Yeah man I hear ya... I was tryin to take it easy cuz of the light line but I will remember this lesson in Tuna Tactics next time I am strapped in.

This is about the hour and a half mark (I'm cookin)


----------



## Live4Fish (May 12, 2009)

Nice fish good job


----------



## LATERALINE (Oct 2, 2007)

Nice Fish!


----------



## Joey_d133 (Feb 16, 2009)

Just got news from a buddy that works for the DMR, and is also a member of this forum, that a triggerfish we caught on Saturday is the new Mississippi state record. It is an ocean triggerfish and it was caught aboard the Team Killer Bee Contender by Lee Westmoreland (1st time past Horn Island). Still waiting on official weight.


----------



## Captain Woody Woods (Oct 2, 2007)

> *Joey_d133 (5/21/2009)*Just got news from a buddy that works for the DMR,


you mean dNr? (department of natural resources?)


----------



## bluffman2 (Nov 22, 2007)

no Woody ..over here it is DMR Dept of Marine Resources

http://www.dmr.state.ms.us/


----------



## DonkeyWrangler18 (Aug 26, 2008)

It is an Ocean Triggerfish. Official weight is 3lbs 2.8oz.
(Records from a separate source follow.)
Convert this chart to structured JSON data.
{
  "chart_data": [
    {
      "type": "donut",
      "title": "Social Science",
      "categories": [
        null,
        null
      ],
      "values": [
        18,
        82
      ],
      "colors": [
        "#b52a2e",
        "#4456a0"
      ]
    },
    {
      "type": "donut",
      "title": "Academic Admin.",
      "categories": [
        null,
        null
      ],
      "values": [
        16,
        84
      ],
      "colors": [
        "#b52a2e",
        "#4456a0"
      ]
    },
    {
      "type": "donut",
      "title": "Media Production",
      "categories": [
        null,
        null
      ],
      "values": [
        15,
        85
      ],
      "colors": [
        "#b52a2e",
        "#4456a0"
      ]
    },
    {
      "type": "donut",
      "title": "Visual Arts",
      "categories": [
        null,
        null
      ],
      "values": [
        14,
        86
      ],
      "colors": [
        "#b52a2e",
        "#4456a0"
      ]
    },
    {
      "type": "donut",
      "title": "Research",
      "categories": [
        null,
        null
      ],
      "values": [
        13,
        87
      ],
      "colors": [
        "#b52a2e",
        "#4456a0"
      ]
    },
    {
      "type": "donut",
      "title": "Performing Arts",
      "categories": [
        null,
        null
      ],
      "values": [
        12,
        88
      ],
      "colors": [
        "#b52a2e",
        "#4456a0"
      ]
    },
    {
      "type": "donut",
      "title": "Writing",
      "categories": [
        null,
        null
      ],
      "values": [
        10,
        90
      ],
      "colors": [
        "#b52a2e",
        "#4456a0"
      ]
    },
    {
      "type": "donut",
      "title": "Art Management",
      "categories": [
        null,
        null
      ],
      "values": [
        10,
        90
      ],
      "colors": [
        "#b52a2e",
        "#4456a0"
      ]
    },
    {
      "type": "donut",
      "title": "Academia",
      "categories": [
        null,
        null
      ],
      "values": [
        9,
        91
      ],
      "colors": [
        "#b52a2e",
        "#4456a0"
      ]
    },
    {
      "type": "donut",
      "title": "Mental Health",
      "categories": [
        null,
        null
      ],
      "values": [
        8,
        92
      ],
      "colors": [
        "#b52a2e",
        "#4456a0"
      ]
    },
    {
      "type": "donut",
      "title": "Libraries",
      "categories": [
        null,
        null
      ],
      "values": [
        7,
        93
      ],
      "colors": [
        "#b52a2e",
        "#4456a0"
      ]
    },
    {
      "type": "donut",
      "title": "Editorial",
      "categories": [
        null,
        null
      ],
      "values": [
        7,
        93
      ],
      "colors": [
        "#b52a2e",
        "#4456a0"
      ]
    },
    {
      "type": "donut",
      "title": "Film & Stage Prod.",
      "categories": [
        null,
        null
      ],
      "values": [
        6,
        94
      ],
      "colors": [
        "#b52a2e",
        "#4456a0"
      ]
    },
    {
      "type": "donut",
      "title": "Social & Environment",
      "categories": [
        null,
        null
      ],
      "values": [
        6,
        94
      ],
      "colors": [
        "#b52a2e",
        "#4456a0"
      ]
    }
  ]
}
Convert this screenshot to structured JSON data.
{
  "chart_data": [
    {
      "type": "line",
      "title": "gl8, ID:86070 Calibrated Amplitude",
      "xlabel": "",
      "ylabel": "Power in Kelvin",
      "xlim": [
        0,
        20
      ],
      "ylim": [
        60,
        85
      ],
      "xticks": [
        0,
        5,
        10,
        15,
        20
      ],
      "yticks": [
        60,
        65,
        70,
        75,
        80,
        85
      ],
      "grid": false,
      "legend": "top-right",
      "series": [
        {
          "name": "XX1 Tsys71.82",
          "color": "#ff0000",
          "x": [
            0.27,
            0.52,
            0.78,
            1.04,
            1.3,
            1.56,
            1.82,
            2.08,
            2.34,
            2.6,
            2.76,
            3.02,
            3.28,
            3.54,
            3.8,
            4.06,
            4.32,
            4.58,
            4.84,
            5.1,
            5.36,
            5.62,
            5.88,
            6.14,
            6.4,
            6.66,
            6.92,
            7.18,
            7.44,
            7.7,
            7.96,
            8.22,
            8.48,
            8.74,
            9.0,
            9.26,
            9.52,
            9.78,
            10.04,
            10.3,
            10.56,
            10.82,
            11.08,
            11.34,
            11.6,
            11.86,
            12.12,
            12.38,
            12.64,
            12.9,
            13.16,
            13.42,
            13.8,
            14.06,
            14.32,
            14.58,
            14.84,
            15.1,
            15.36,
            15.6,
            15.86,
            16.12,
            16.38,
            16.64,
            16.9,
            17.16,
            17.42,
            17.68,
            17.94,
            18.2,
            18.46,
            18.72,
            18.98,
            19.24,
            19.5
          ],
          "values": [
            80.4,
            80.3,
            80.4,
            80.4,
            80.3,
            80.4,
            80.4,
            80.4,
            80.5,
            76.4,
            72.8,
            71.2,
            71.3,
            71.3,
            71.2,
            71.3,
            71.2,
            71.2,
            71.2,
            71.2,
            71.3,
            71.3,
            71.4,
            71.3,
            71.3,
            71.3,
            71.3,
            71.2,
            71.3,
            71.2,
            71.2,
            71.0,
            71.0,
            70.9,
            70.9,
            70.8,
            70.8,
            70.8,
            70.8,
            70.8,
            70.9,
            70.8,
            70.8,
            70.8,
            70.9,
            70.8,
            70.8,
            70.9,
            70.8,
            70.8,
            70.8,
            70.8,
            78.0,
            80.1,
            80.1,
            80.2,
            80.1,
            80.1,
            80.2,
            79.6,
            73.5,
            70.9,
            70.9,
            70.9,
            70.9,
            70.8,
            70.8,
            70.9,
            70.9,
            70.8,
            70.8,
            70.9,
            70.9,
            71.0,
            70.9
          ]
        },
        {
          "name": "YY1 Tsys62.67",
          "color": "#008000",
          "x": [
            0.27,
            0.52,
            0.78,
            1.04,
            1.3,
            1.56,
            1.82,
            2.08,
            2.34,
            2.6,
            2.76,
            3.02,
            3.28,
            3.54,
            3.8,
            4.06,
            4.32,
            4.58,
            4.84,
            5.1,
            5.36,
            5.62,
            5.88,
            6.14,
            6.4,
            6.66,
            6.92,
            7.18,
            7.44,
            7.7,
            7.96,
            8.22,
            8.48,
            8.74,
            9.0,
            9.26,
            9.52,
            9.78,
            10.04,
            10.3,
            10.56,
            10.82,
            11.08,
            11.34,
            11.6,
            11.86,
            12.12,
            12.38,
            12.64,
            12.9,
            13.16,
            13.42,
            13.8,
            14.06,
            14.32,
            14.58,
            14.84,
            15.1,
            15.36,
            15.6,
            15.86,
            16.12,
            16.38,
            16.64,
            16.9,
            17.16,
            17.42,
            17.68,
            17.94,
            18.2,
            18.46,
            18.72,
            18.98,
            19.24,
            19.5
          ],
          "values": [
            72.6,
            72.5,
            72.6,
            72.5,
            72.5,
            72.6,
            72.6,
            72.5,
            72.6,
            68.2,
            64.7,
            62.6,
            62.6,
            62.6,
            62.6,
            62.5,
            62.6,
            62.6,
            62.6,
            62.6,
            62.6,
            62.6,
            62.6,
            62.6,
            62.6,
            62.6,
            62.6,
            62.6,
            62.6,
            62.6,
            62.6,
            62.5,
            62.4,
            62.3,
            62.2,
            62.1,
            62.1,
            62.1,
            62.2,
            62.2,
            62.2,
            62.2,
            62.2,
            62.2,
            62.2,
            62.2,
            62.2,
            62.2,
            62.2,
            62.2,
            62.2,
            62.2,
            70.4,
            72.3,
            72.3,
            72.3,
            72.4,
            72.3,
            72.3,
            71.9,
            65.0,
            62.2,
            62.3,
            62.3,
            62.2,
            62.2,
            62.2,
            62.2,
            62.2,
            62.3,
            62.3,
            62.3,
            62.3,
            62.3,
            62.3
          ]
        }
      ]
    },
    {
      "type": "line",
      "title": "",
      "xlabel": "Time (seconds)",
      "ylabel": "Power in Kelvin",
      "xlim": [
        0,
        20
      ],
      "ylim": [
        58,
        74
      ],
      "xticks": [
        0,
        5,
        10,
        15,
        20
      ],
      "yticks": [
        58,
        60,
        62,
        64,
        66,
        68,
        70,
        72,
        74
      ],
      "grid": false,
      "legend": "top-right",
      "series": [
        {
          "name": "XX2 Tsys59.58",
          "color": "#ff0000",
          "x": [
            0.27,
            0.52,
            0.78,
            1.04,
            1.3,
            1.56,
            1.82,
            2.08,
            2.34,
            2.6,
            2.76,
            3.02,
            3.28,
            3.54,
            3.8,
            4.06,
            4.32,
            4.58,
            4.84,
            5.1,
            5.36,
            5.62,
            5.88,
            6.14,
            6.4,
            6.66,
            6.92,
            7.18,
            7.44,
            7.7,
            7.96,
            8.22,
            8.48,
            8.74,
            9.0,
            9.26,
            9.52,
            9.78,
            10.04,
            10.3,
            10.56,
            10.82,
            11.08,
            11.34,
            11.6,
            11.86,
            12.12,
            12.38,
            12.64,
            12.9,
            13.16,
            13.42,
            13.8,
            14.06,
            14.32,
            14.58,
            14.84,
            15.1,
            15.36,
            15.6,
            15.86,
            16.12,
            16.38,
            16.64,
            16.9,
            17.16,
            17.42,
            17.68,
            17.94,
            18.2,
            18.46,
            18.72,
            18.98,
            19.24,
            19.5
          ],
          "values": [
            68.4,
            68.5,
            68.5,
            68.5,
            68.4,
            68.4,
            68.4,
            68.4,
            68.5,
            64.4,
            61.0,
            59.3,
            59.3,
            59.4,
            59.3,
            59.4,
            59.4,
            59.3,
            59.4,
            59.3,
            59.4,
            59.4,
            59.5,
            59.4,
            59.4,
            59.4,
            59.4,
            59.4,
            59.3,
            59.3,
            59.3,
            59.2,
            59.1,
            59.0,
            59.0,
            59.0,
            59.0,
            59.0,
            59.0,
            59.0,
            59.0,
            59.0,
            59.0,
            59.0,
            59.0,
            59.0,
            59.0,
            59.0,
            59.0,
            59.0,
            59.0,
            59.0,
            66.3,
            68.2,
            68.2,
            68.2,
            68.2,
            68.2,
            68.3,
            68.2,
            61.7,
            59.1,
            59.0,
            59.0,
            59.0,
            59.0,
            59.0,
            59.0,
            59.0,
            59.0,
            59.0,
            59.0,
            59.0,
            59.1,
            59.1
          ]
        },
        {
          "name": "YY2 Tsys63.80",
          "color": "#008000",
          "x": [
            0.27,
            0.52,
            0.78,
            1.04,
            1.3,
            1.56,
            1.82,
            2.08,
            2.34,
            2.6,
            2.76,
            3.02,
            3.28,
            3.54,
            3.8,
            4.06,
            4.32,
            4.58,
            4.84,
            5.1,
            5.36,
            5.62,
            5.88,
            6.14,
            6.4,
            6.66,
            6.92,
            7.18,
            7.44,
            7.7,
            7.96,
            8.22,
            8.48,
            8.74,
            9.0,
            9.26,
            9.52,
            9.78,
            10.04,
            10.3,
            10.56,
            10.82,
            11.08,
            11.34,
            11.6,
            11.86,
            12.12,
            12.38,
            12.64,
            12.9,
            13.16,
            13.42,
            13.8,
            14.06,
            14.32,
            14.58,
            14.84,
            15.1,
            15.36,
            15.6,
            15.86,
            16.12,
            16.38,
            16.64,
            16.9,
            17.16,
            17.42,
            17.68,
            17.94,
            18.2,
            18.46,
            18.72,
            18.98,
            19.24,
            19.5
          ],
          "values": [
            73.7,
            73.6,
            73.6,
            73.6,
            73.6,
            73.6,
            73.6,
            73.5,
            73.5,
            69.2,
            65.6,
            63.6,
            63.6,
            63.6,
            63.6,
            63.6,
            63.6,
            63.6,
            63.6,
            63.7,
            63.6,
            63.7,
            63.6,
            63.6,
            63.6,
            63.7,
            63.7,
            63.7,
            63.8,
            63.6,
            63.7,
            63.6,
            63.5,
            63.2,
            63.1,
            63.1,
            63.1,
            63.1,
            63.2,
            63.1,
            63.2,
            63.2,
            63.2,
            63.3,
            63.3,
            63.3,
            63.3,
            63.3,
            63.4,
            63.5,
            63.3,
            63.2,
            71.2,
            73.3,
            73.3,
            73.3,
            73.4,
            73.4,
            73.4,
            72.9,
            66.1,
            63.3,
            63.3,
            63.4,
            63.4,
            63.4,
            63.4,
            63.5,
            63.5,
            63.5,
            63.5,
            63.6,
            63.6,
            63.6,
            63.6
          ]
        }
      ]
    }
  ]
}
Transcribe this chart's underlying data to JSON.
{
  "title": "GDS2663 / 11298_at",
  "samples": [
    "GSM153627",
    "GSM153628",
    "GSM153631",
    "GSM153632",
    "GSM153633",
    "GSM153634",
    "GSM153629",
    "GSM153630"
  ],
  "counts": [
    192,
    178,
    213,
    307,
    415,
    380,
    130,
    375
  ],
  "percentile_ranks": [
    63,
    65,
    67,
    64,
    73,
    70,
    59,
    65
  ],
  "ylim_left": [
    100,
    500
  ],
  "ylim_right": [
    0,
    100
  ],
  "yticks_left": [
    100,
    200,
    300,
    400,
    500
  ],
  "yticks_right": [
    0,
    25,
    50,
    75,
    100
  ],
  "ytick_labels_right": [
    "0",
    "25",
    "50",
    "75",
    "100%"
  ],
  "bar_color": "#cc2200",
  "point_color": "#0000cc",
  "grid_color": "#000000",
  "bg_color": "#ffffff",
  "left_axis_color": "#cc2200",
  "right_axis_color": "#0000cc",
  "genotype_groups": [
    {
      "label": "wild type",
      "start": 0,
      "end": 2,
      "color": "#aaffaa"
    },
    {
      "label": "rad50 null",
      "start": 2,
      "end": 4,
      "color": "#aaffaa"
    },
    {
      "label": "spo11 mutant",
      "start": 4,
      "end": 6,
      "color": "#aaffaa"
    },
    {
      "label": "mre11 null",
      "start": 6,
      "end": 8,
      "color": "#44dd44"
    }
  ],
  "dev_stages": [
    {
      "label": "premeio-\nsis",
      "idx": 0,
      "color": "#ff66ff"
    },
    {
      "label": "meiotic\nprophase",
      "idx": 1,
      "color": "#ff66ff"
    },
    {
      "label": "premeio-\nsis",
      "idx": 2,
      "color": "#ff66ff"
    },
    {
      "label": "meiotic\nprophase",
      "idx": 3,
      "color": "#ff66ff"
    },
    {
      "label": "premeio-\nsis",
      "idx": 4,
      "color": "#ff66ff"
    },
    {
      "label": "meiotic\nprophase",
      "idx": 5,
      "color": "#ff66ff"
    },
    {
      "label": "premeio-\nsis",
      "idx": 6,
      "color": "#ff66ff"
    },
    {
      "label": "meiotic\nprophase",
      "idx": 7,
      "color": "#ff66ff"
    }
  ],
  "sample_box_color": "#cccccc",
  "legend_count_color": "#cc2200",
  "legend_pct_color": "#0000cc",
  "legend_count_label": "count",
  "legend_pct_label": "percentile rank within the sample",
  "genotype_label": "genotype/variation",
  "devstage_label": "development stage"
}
Beating the previous record of 1lbs 6oz.


----------



## Captain Woody Woods (Oct 2, 2007)

> *bluffman2 (5/21/2009)*no Woody ..over here it is DMR Dept of Marine Resources
> 
> http://www.dmr.state.ms.us/


gotcha. thanks


----------



## Joey_d133 (Feb 16, 2009)

Yeah I think they come up with a different name for that group of people in every state to keep you guessing.


----------



## John B. (Oct 2, 2007)

nice!, not bad for some OS boys oke


----------



## -- Saints Domination -- (Jun 24, 2008)

Sweet tuna


----------



## Joey_d133 (Feb 16, 2009)

> *John B. (5/25/2009)*nice!, not bad for some OS boys oke


Yeah yeah yeah... Theres more of that to come Haha


----------